Early signals of change to look out for will be increased health system uptake of any and all AI capabilities that offshoring may have helped with (coding, documentation, claims status inquiry and follow up, coding QA, DRG validations, denials work queues and the list goes on) as these will all reduce the need for dependence on the current E2E offshoring models. Based on current AI RCM uptake, there appears to be a ton of runway available, and that’s before any real agentic boom (geographically agnostic I might add) has broadly deployed, which some project could be within the next five years.
At the same time, don’t expect E2E vendors to stand pat.
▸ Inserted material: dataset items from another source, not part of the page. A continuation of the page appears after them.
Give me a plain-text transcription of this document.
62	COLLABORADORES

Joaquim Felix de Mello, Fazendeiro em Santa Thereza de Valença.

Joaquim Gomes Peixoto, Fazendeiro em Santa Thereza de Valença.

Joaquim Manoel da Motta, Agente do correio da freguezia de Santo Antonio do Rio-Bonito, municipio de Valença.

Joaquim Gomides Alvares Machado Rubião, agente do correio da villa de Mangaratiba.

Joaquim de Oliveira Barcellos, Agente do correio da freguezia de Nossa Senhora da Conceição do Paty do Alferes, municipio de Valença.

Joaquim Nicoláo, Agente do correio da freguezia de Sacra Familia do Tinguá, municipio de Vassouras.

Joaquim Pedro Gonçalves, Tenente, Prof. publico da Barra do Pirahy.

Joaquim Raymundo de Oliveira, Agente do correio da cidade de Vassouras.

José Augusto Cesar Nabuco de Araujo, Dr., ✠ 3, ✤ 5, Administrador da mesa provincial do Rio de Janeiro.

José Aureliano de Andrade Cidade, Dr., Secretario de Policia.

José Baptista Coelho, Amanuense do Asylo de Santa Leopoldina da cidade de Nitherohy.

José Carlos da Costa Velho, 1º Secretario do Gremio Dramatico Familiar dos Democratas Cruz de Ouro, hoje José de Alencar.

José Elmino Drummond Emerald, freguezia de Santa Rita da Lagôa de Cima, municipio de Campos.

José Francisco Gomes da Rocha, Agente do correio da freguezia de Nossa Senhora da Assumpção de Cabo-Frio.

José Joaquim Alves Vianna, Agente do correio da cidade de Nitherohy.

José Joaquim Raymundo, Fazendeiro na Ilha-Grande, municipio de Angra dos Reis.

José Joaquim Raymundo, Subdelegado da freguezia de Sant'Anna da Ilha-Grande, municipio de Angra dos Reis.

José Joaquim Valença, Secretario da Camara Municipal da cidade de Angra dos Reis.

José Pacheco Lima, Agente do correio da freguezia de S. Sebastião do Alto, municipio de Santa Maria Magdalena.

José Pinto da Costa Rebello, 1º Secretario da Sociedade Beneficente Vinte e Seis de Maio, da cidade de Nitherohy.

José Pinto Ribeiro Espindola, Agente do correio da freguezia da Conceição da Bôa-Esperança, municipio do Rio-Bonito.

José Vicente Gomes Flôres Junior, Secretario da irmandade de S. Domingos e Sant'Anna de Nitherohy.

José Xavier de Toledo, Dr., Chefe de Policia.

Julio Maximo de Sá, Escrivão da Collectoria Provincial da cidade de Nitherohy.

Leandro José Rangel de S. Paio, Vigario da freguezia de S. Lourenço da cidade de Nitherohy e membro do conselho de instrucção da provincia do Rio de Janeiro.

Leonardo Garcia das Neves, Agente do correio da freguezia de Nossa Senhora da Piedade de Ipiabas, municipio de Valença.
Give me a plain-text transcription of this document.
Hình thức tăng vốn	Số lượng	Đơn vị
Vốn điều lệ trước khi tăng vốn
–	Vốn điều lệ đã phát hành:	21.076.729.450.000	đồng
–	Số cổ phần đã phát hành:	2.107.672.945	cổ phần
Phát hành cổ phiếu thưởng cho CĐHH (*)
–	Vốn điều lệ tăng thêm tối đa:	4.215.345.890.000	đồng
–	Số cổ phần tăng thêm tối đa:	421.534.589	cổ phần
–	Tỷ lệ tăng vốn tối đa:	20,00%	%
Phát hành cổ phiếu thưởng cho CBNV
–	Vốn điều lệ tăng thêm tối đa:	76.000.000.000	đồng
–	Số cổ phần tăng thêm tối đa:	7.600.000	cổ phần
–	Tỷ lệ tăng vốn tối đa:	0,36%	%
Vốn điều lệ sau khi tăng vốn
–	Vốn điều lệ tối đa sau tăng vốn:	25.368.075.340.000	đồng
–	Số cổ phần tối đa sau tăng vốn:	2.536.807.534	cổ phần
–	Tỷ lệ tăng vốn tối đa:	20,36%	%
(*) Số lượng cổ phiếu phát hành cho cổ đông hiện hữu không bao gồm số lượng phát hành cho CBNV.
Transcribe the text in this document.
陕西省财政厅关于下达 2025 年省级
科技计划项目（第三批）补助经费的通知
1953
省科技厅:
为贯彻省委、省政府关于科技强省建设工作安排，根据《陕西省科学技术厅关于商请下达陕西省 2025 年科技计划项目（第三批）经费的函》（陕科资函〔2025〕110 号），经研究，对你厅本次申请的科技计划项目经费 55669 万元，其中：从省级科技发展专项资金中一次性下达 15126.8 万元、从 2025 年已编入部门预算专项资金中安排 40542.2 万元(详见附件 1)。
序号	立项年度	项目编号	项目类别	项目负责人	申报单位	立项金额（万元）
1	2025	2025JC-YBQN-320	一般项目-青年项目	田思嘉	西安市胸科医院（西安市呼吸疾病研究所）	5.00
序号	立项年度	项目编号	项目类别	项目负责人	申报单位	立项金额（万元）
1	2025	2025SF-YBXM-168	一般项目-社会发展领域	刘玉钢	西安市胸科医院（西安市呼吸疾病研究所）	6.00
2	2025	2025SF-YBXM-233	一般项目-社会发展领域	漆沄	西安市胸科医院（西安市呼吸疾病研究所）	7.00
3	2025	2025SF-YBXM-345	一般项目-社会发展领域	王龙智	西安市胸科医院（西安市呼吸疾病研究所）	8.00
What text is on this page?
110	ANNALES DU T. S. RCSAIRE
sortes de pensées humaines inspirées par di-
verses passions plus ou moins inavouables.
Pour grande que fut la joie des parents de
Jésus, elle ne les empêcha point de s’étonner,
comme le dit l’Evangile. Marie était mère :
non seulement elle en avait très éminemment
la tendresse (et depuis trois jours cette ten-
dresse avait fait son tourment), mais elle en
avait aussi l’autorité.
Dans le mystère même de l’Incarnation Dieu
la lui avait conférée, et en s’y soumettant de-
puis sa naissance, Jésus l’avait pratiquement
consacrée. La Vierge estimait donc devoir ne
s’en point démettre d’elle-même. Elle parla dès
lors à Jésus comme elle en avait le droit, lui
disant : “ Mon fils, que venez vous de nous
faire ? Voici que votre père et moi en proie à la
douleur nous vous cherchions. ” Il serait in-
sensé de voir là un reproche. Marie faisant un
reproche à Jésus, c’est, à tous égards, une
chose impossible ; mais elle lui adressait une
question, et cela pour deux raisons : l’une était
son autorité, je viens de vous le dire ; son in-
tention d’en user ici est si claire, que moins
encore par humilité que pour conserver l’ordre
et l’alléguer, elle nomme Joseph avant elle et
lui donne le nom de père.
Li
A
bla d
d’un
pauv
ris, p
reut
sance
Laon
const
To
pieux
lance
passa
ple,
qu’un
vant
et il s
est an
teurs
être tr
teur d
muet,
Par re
The question isn't whether vendors adopt AI, but whether they adopt it fast enough and with a business model that can sustain profitability and survive. If they can use their scale to develop a competitive advantage and drive better outcomes for providers than they historically have, some can be expected to emerge on the other side of this transition period. Although my guess is they’ll look a little different—operationally skinnier and far more tech-centric—than currently constructed.
And on that note, as my kids would say, it's time to go “touch grass.”